Your mental health will improve too as endorphins, the body’s natural happy hormones, are released, increasing your self-esteem and decreasing depression, anxiety and relieving stress. Cycling to work will ensure you arrive wide awake and be ready to take on the day’s challenges as well as allowing you to dodge rush hour traffic. It also offers huge environmental benefits and is much cheaper than using the car or public transport.

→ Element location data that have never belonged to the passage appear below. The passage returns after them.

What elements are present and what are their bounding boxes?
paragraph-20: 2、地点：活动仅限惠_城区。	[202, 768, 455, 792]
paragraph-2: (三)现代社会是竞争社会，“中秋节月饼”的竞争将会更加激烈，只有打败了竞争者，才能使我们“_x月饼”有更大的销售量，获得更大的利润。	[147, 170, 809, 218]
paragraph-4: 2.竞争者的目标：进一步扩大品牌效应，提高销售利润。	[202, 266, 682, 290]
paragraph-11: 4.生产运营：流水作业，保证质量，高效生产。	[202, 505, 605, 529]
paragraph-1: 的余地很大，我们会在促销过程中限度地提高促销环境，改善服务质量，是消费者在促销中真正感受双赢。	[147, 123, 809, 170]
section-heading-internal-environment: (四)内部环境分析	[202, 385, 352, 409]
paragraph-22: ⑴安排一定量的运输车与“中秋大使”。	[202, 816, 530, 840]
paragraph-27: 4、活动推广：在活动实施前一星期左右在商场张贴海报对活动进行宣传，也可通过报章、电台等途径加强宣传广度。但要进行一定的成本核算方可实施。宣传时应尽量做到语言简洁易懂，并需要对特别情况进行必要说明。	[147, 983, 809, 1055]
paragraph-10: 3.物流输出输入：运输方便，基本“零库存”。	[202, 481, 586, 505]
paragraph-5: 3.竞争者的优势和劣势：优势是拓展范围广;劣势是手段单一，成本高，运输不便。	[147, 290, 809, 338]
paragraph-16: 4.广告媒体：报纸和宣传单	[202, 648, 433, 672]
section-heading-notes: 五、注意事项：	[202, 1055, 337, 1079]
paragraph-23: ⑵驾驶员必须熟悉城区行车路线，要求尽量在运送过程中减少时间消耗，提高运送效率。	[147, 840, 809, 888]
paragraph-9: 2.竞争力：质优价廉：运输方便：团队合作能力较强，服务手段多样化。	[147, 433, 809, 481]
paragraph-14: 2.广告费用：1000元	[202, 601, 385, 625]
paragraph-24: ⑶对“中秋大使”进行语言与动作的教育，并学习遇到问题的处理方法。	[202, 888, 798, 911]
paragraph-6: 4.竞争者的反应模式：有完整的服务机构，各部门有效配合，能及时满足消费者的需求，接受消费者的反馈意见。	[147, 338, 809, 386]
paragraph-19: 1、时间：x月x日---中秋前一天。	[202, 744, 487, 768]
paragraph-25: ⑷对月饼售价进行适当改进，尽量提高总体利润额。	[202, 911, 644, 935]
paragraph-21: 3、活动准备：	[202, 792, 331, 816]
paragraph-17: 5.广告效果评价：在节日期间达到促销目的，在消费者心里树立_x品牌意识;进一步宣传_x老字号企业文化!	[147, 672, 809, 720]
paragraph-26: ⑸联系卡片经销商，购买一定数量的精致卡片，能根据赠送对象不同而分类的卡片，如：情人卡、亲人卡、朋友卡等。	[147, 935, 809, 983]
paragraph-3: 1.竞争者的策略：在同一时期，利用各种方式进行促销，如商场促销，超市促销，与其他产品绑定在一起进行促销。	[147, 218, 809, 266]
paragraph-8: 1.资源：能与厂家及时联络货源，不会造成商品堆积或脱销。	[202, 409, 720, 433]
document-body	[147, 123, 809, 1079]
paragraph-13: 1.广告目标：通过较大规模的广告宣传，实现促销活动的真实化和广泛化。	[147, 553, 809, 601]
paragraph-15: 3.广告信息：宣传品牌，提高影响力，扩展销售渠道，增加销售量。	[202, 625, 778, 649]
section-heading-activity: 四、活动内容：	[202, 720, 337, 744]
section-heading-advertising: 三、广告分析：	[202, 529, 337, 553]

Here are some practical tips to get you peddling:
• always wear a helmet and long sleeved tops, as well as padding for elbows and knees to give protection
• invest in a foot pump and keep your tyres pumped up; test your brakes before setting off on the road
• always wear high visibility clothing or reflective strips so people can see you more easily
• ensure you have bright front and back lights for cycling in the dark or on a dull grey day
• hone your bicycle maintenance skills by going on an evening or weekend course
• cycling for long distances can leave you hungry so a hearty breakfast such as porridge or muesli will give you a good start. If you’re feeling peckish mid-morning, snack on fresh fruit, dried fruit, unsalted nuts or seeds
• take fresh clothing in a rucksack or keeping a spare set at work. Your organisation may even have shower facilities or be willing to invest in some
• get your employer involved in the tax efficient ‘Bike to Work Scheme’ to make cycling cost efficient for both you and them
• if you don’t have a bike hidden in the garage, look for one at car boot sales, second hand shops or on eBay
Put that bike to good use and enjoy being fitter by getting that heart pumping efficiently. Ditch the car, bus or train and get peddling – it’ll do your heart the world of good.